In Wilkesboro, at the edge of the Appalachian Mountains, this weekend, I came across a John Muir quote I had seen before: "The mountains are calling, and I must go."
Driving downhill Sunday afternoon toward the Coastal Plain, hundreds of feet below the place where I had spent two days and three nights, I thought about the Muir quote and felt the tug on my heart for the places I had been, where the horizon rises up, reaching for the sky. The mountains are a different place, not just a different topography but a different environment and a different culture.
The hardwood trees are leafing out now, giving an opaque green cloak to the hills and mountains. In the fall, they will wear different colors and in winter will shed their clothes and stand like starkly naked skeletons against the sky. We walked along a gravel road and crossed a burbling mountain stream, falling over rocks to make a soft song of comfort and ease.

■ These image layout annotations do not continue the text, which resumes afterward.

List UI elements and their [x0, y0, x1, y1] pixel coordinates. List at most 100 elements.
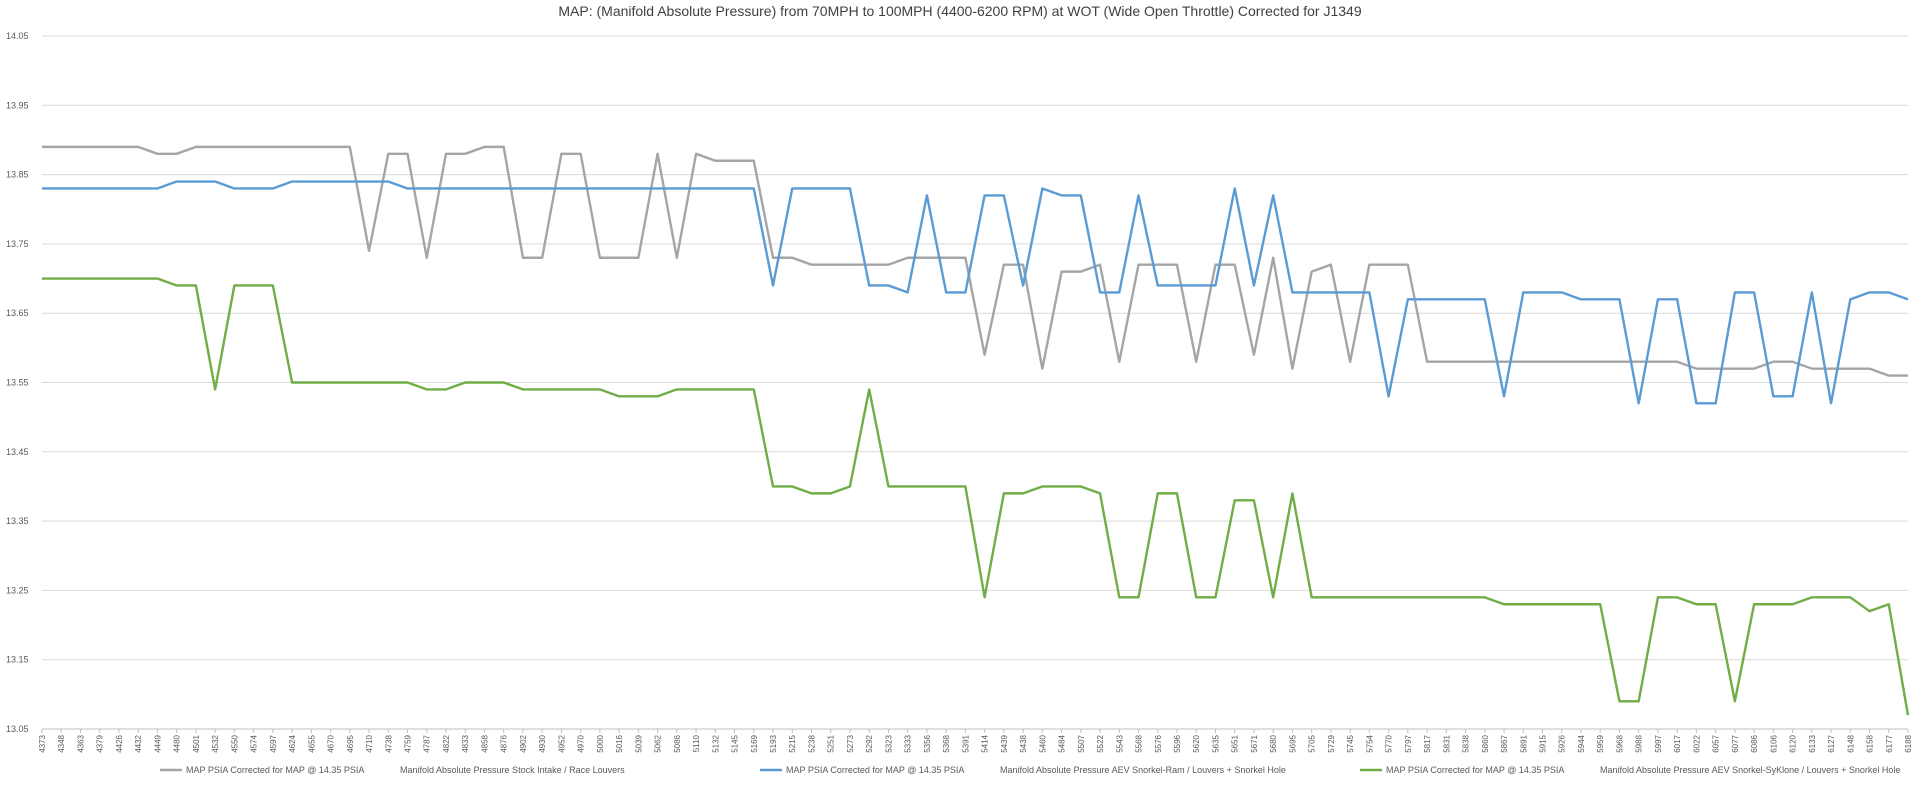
x-tick-label: 5695 [1288, 734, 1297, 752]
x-tick-label: 5596 [1173, 734, 1182, 752]
x-tick-label: 5797 [1404, 734, 1413, 752]
y-tick-label: 13.05 [6, 724, 29, 734]
x-tick-label: 5522 [1096, 734, 1105, 752]
legend-label: Manifold Absolute Pressure Stock Intake … [400, 765, 625, 775]
x-tick-label: 5745 [1346, 734, 1355, 752]
x-tick-label: 6148 [1846, 734, 1855, 752]
x-tick-label: 5438 [1019, 734, 1028, 752]
y-tick-label: 13.75 [6, 239, 29, 249]
y-tick-label: 14.05 [6, 31, 29, 41]
x-tick-label: 5988 [1635, 734, 1644, 752]
x-tick-label: 4822 [442, 734, 451, 752]
x-tick-label: 5323 [884, 734, 893, 752]
legend-label: MAP PSIA Corrected for MAP @ 14.35 PSIA [786, 765, 964, 775]
x-tick-label: 5000 [596, 734, 605, 752]
x-tick-label: 5193 [769, 734, 778, 752]
x-tick-label: 4970 [577, 734, 586, 752]
x-tick-label: 5997 [1654, 734, 1663, 752]
x-tick-label: 5368 [942, 734, 951, 752]
legend-label: Manifold Absolute Pressure AEV Snorkel-R… [1000, 765, 1286, 775]
x-tick-label: 5132 [711, 734, 720, 752]
x-tick-label: 4532 [211, 734, 220, 752]
x-tick-label: 5915 [1538, 734, 1547, 752]
x-tick-label: 5576 [1154, 734, 1163, 752]
x-tick-label: 4787 [423, 734, 432, 752]
x-tick-label: 5968 [1615, 734, 1624, 752]
x-tick-label: 5543 [1115, 734, 1124, 752]
y-tick-label: 13.45 [6, 447, 29, 457]
x-tick-label: 5891 [1519, 734, 1528, 752]
legend-label: Manifold Absolute Pressure AEV Snorkel-S… [1600, 765, 1900, 775]
x-tick-label: 5439 [1000, 734, 1009, 752]
x-tick-label: 5086 [673, 734, 682, 752]
x-tick-label: 4480 [173, 734, 182, 752]
y-tick-label: 13.55 [6, 378, 29, 388]
x-tick-label: 4738 [384, 734, 393, 752]
x-tick-label: 5460 [1038, 734, 1047, 752]
x-tick-label: 5062 [654, 734, 663, 752]
x-tick-label: 5729 [1327, 734, 1336, 752]
x-tick-label: 4902 [519, 734, 528, 752]
x-tick-label: 4348 [57, 734, 66, 752]
y-tick-label: 13.65 [6, 308, 29, 318]
series-line [42, 145, 1908, 377]
x-tick-label: 5145 [731, 734, 740, 752]
chart-title: MAP: (Manifold Absolute Pressure) from 7… [558, 3, 1361, 19]
y-tick-label: 13.15 [6, 655, 29, 665]
x-tick-label: 6177 [1885, 734, 1894, 752]
x-tick-label: 4597 [269, 734, 278, 752]
y-tick-label: 13.25 [6, 585, 29, 595]
x-tick-label: 5391 [961, 734, 970, 752]
x-tick-label: 5507 [1077, 734, 1086, 752]
x-tick-label: 5356 [923, 734, 932, 752]
x-tick-label: 6133 [1808, 734, 1817, 752]
x-tick-label: 5620 [1192, 734, 1201, 752]
x-tick-label: 4501 [192, 734, 201, 752]
x-tick-label: 6022 [1692, 734, 1701, 752]
x-tick-label: 5651 [1231, 734, 1240, 752]
x-tick-label: 4695 [346, 734, 355, 752]
x-tick-label: 5817 [1423, 734, 1432, 752]
x-tick-label: 5705 [1308, 734, 1317, 752]
x-tick-label: 5251 [827, 734, 836, 752]
x-tick-label: 4876 [500, 734, 509, 752]
x-tick-label: 4373 [38, 734, 47, 752]
x-tick-label: 5860 [1481, 734, 1490, 752]
x-tick-label: 4858 [480, 734, 489, 752]
x-tick-label: 6017 [1673, 734, 1682, 752]
x-tick-label: 5635 [1211, 734, 1220, 752]
x-tick-label: 4759 [404, 734, 413, 752]
x-tick-label: 5959 [1596, 734, 1605, 752]
x-tick-label: 5754 [1365, 734, 1374, 752]
x-tick-label: 6158 [1866, 734, 1875, 752]
x-tick-label: 4426 [115, 734, 124, 752]
x-tick-label: 4655 [307, 734, 316, 752]
y-tick-label: 13.95 [6, 100, 29, 110]
x-tick-label: 4379 [96, 734, 105, 752]
y-tick-label: 13.35 [6, 516, 29, 526]
x-tick-label: 4574 [250, 734, 259, 752]
legend-label: MAP PSIA Corrected for MAP @ 14.35 PSIA [1386, 765, 1564, 775]
x-tick-label: 5671 [1250, 734, 1259, 752]
x-tick-label: 5414 [981, 734, 990, 752]
x-tick-label: 6127 [1827, 734, 1836, 752]
x-tick-label: 5867 [1500, 734, 1509, 752]
x-tick-label: 4710 [365, 734, 374, 752]
x-tick-label: 5770 [1385, 734, 1394, 752]
x-tick-label: 5831 [1442, 734, 1451, 752]
x-tick-label: 5333 [904, 734, 913, 752]
x-tick-label: 5110 [692, 734, 701, 752]
series-line [42, 277, 1910, 716]
x-tick-label: 5926 [1558, 734, 1567, 752]
x-tick-label: 4363 [76, 734, 85, 752]
x-tick-label: 5169 [750, 734, 759, 752]
x-tick-label: 5838 [1462, 734, 1471, 752]
x-tick-label: 5039 [634, 734, 643, 752]
x-tick-label: 5944 [1577, 734, 1586, 752]
x-tick-label: 4432 [134, 734, 143, 752]
x-tick-label: 6077 [1731, 734, 1740, 752]
x-tick-label: 5680 [1269, 734, 1278, 752]
legend-label: MAP PSIA Corrected for MAP @ 14.35 PSIA [186, 765, 364, 775]
x-tick-label: 5292 [865, 734, 874, 752]
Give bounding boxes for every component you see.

We sat on the screened porch and listened to the creek's lullaby.
Trees crowd the steep hills all around us, their roots giving aid to the granite stones to keep the hills in place. Here and there, a pasture interrupts the forest or a house peeks through the trees, but mostly the landscape is covered in trees, unlike farther east, where housing developments and huge farm fields erase nature from view. The sight of mountain trees beckons me and reminds me how long it has been since I visited.
Anyone who has spent any time among the hills knows mountain culture is different — simpler, earthier, less formal, some would say less refined — than a few hundred miles to the east. I am a part of that Coastal Plain culture and relish it, but still the mountains call. And when I go, I know I've been away too long. The arduous hike to the peak to look all around at hills and knobs and prominences is worth the effort. You can hear the mountains calling and feel the tug on your heart.